Abstract

We present the first detection of an onset of a coronal mass ejection (CME) in the coronal green-line emission (Fe XIV λ5303, 2 MK) by the two-dimensional Doppler coronagraph NOGIS (Norikura Green-Line Imaging System) at the Norikura Solar Observatory, National Astronomical Observatory of Japan. On 2003 June 1-2, NOGIS continuously observed the birthplace of a that originated in a complex of two neighboring magnetic flux systems across the solar equator: a flare-productive NOAA Active Region 10365, and a bundle of face-on coronal loops overlaying a quiescent filament.
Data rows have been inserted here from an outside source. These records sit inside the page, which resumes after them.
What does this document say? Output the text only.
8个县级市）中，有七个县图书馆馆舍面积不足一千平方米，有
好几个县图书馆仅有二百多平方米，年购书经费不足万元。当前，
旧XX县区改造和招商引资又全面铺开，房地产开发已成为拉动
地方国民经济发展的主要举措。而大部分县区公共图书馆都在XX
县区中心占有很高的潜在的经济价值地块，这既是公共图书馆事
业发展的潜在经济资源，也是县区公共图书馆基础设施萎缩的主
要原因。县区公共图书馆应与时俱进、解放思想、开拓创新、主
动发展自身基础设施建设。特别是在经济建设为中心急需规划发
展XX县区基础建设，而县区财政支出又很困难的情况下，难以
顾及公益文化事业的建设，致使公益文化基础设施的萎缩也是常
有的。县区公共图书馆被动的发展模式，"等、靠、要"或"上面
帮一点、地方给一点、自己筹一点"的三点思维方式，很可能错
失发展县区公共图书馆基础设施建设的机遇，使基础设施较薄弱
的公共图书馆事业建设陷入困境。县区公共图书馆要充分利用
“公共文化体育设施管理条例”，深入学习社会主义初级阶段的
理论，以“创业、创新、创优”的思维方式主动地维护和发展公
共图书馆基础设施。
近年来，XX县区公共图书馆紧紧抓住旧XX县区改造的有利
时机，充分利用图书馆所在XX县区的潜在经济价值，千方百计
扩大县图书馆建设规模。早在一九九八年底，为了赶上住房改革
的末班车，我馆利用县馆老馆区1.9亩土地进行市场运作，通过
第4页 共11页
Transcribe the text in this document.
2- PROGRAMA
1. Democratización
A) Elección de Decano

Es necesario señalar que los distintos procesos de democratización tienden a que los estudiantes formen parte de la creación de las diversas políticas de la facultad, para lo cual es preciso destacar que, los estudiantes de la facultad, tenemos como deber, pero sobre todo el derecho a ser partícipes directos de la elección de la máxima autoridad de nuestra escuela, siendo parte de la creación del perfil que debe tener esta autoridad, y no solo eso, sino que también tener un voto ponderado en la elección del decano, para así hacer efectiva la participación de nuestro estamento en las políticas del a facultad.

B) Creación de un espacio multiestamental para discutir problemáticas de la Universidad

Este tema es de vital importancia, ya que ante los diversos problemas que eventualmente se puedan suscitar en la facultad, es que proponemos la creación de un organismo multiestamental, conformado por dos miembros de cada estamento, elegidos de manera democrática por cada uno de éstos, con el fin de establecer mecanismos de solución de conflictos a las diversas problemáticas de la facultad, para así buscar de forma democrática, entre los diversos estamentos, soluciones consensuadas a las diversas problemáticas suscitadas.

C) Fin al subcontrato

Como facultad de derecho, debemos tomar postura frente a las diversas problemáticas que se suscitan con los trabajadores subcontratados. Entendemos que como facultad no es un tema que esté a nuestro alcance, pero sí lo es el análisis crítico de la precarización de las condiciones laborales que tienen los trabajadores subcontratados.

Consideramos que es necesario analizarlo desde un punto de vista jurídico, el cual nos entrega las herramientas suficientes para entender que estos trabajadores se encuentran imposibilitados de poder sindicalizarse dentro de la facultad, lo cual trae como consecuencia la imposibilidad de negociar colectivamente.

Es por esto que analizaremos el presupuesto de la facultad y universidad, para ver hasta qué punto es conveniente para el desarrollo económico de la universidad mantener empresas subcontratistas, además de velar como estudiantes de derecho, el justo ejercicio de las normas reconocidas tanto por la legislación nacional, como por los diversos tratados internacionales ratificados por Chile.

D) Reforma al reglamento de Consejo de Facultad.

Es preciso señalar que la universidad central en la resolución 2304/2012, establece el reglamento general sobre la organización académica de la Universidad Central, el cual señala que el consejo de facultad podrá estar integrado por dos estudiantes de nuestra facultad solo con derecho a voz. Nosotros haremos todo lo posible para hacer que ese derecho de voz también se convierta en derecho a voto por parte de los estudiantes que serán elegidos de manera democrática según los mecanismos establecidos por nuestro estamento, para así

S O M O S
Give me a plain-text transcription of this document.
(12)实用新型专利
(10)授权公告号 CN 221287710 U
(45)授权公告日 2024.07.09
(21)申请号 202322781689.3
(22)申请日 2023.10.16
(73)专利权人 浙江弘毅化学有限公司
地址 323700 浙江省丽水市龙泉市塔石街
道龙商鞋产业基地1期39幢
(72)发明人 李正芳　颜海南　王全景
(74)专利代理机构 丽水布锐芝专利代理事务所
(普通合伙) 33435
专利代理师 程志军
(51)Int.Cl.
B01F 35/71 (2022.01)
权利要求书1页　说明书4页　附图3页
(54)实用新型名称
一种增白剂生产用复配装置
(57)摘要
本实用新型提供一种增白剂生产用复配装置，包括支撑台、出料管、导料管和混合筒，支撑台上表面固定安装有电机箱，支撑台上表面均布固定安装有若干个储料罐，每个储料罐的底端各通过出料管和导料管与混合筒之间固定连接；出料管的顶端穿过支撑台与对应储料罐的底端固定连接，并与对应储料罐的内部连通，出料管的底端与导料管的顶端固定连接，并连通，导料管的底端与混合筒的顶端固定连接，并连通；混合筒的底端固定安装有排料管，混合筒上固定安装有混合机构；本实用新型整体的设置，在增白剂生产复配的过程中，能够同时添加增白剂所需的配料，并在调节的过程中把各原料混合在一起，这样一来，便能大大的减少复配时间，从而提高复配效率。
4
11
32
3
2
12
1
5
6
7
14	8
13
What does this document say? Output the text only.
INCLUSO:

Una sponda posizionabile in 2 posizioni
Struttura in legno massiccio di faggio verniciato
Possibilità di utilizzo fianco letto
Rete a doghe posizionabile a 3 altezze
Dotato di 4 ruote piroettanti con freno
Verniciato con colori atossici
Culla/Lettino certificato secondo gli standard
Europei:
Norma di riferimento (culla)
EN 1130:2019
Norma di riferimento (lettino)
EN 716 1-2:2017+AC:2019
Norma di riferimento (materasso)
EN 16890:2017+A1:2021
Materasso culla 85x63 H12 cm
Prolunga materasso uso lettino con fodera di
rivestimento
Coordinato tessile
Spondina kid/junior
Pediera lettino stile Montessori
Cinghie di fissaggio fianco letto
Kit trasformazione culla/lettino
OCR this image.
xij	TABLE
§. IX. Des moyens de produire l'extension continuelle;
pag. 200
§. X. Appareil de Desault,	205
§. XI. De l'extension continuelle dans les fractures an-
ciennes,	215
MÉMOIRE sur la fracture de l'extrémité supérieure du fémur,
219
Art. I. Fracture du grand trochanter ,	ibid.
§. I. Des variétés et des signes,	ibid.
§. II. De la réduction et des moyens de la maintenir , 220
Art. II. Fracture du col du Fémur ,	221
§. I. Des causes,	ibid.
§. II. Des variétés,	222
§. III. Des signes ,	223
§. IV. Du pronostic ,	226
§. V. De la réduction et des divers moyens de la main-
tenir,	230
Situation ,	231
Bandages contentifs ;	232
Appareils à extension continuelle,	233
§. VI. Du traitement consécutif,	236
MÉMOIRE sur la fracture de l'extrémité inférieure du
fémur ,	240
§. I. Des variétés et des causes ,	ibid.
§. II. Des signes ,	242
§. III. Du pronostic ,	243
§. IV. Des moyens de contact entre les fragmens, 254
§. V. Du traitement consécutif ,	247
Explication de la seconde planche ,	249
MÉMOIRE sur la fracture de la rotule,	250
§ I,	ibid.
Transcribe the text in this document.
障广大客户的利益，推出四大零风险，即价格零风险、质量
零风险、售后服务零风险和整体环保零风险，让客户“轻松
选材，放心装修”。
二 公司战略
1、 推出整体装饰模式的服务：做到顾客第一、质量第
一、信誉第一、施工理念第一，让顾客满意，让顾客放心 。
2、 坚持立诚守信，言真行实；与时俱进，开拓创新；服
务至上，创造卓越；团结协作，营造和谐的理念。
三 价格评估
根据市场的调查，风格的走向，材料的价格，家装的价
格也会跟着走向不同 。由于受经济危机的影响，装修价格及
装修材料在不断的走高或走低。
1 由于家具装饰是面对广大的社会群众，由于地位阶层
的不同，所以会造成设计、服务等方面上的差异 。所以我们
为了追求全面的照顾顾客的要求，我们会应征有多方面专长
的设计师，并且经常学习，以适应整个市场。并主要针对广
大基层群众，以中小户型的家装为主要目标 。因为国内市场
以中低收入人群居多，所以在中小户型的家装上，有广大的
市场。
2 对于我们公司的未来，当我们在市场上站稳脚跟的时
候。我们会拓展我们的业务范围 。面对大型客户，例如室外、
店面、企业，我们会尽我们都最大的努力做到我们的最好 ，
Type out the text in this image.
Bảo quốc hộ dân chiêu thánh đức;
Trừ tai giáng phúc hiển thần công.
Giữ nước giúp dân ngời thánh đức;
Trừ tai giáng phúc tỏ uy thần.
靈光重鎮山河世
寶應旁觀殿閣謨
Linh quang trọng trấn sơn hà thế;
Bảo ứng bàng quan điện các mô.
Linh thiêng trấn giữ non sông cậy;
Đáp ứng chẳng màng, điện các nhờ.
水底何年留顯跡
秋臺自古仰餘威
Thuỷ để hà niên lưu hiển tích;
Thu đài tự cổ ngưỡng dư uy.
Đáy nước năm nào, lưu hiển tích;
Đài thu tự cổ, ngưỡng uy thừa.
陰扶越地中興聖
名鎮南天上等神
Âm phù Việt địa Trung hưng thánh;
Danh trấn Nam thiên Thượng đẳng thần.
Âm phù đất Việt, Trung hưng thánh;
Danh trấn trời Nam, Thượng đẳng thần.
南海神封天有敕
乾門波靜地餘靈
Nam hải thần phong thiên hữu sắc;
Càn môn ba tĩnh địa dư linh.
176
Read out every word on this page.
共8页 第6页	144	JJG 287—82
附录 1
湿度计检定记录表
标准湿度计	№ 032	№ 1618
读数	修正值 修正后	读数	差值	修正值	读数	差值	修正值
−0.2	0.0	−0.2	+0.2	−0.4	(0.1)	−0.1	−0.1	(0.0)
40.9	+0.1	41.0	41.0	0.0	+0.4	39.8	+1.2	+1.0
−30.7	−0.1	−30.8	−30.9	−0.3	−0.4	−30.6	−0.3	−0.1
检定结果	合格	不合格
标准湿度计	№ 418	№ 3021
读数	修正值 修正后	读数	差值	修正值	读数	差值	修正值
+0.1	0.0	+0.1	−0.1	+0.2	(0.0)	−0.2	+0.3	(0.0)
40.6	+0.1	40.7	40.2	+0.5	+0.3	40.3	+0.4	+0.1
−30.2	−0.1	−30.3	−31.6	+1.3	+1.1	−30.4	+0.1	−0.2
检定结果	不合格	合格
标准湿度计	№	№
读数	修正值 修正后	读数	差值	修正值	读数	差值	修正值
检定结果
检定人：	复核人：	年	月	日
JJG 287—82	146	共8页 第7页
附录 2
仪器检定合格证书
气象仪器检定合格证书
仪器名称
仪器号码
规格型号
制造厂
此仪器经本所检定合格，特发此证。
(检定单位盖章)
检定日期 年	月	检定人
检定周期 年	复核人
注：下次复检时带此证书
An early precursor of the event was a density enhancement of a 2 MK plasma in between the two flux systems. Following a filament eruption from NOAA AR 10365 that was observed by the Transition Region and Coronal Explorer (TRACE) in the 195 A passband (1.6 MK), NOGIS observed a blueshifted bubble and a redshifted wave that almost simultaneously expanded from the boundary of NOAA AR 10365 and the overlying dense region. The redshifted wave propagated toward the face-on loop system and triggered a damping oscillation in Doppler shifts among the adjacent loops within the system. The blueshifted bubble propagated both inward and upward. The inward motion triggered an M6.5 flare in AR 10365, while the upward motion evolved into a partial halo that had an angular extent covering the latitudinal range of the two flux systems. Differing from typical disturbances that evolve within a single flux system with a bipolar arcade on its center, our event proceeded via interaction, which was a presumably magnetic reconnection between separatrices of the two flux systems. These observational properties may suggest the existence of CME corridors in multiple complex flux systems, from which huge CMEs can be launched.